Just why, as in what thought process (or lack thereof) did a seemingly successful, articulate, well-educated professional use to imagine, plan, execute, and push the “share” button to accomplish these 10 unremarkable feats on LinkedIn:

  1. a. Why did she put a headshot on LinkedIn wearing a medical mask? b. And I am again noticing more people with no headshot at all.
  2. Why does he use a headline of VP, XYZ Consulting?
  3. Oh, and then the same guy has one line in his About section saying he is VP at XYZ Consulting. Like he’s the only VP in business.
  4. That shades-of-green banner behind her headline and headshot is looking mighty bland. Something else, anything at all? It’s just a matter of a copy-paste. She can’t be that busy!
  5. What possessed him to ignore the Contact Details in his LinkedIn URL? Defeats the purpose, right?
  6. Why are there typos in her profile?
  7. Why is he not using the pronoun “I” or any pronoun at all in sentences? This not his resume on electrons.
  8. Why is the artist not showing graphic images of recent work on her profile?
  9. Why is the marketing expert’s profile so uninteresting–is that the quality of work he provides his clients?
  10. And to cap off the top 10 head-scratching things I see on LinkedIn: {drumroll}: what did she accomplish in each of the jobs she worked at so I can follow her career trajectory and see how she amassed the skillset and experiences I need to consider her as a prospect for the project I am seeking help.

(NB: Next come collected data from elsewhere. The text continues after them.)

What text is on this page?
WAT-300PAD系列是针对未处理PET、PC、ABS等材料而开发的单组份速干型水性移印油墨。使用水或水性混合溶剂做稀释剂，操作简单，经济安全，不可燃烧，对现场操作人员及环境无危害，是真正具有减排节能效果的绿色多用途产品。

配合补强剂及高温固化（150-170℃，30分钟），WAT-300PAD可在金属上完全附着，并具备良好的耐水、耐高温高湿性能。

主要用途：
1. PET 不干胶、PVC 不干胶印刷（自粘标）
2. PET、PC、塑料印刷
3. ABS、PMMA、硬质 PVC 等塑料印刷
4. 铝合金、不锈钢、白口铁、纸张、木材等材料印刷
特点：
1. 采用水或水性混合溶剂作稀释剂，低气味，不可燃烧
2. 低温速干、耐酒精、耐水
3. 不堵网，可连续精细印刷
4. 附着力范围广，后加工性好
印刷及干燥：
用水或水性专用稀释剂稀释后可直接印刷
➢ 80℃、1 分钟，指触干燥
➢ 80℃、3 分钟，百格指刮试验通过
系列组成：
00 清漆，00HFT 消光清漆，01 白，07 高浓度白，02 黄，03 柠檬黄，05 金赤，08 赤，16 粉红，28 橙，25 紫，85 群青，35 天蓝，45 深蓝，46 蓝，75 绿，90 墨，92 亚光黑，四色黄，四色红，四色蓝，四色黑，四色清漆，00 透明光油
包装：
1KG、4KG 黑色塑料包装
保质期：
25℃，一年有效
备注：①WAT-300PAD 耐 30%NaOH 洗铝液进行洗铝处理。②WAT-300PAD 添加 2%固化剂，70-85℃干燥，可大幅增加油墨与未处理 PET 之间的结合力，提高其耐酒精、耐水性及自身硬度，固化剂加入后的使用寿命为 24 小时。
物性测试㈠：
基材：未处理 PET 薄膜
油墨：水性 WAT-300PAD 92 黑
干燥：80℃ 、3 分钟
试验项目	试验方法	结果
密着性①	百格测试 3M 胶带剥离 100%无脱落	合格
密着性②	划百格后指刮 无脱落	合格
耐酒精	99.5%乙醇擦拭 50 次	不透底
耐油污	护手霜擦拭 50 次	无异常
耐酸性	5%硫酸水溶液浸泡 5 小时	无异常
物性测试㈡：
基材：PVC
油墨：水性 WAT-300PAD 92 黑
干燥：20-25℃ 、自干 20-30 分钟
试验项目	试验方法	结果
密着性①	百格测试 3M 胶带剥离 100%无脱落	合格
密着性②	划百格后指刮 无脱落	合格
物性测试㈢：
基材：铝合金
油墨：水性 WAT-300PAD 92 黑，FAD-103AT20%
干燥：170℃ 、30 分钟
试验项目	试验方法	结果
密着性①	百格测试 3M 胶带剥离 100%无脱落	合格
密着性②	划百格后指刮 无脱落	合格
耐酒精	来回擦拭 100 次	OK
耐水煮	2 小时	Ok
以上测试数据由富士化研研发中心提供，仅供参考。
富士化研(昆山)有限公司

So, have I struck a nerve or two with you as I scratched my head today?

Did you secretly review your profile for any of these 10 faux-pas? I hope you did.

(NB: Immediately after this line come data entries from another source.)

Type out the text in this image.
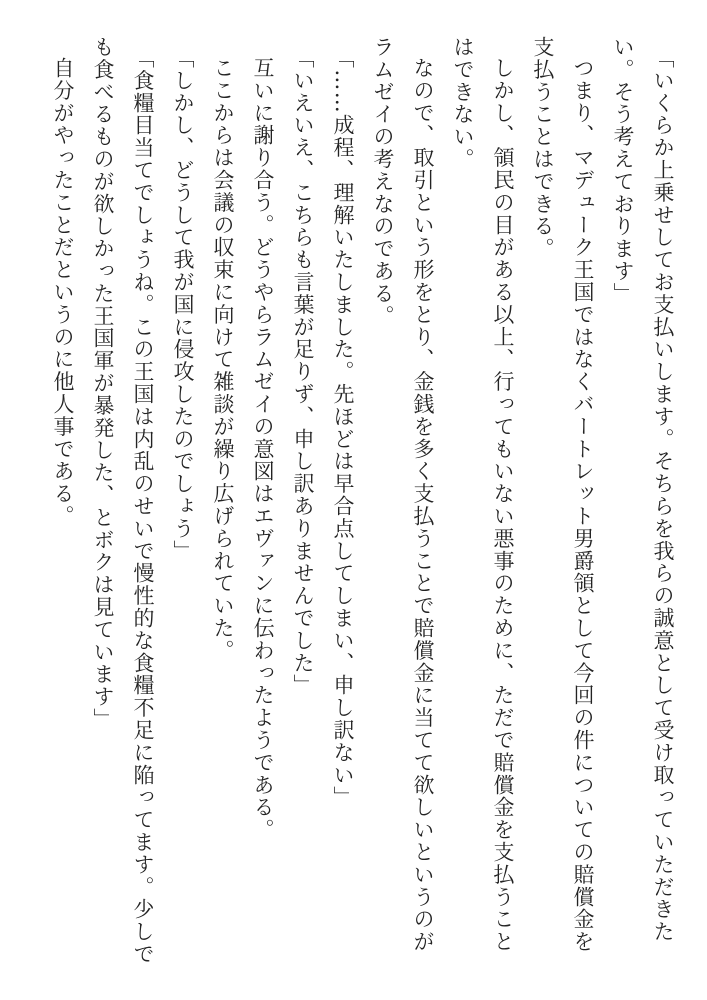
「いくらか上乗せしてお支払いします。そちらを我らの誠意として受け取っていただきたい。そう考えております」

つまり、マデューク王国ではなくバートレット男爵領として今回の件についての賠償金を支払うことはできる。

しかし、領民の目がある以上、行ってもいない悪事のために、ただで賠償金を支払うことはできない。

なので、取引という形をとり、金銭を多く支払うことで賠償金に当てて欲しいというのがラムゼイの考えなのである。

「……成程、理解いたしました。先ほどは早合点してしまい、申し訳ない」

「いえいえ、こちらも言葉が足りず、申し訳ありませんでした」

互いに謝り合う。どうやらラムゼイの意図はエヴァンに伝わったようである。

ここからは会議の収束に向けて雑談が繰り広げられていた。

「しかし、どうして我が国に侵攻したのでしょう」

「食糧目当てでしょうね。この王国は内乱のせいで慢性的な食糧不足に陥ってます。少しでも食べるものが欲しかった王国軍が暴発した、とボクは見ています」

自分がやったことだというのに他人事である。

Écoutez mes amis, the plural of faux pas is pronounced with a “z” at the end.

Now youz guyz know what work is cut out for youz on LinkedIn.

Today's LinkedIn Nugget

Oh the people I’ll finally meet!

With apologies to Dr. Seuss (whose star is dimmer due to recent actions to limit his publishing genius, for good reason!), I am beginning to focus on the prospects of eventually meeting face-to-face, in the flesh, many of the wonderful people I have enjoyed zoom or e-format collegial friendship in the past year.

I intend to greet them in my own way, but how?

Will I be repressing handshakes?

Resisting hugs?

Rethinking sitting next to them in a meeting?

Or will I find a middle ground:

  • an elbow tap,
  • a pat on the back,
  • a distanced hearty and sincere “hello, it is SO good to finally meet you!”

Or will handshakes be OK with a dab or hand sanitizer discretely applied?

Or a hug but behind masks, both of us unable to see the broad smiles but evidence of the squint of genuinely happy eyes belying our emotions?

Will we first ask, “have you received all doses of the vaccine?” Will we ask permission to shake, hug, approach, pat?

In other words, what will ever be correct?

I think we need to consider the psychology of both sides of the embrace. I know we need to be accepting if we are rebuffed. I suspect we will get past this discomfort eventually too. I want to be sensitive to the friend.

I’d like to know your thoughts about this topic (in words) not in taps of the emoticon keys, please.

Today's LinkedIn Nugget

One year of blurs-days later

There are a lot of reminiscers hearkening  back to our old way of life, just over 1 year ago.

I recall writing a long-form LinkedIn article March 12, 2020 and upon re-reading it, one year pandemically wiser, I stand by its suggestions. I am happy that I was able to focus others then, and once again.

Please have a read: It’s titled “9 LinkedIn ideas for staying in touch with your network while working from home (and instructions how to use them).”

Do you have anything to add, disagree with, or go further to suggest?

Words, people, not likes or other emoticons, please?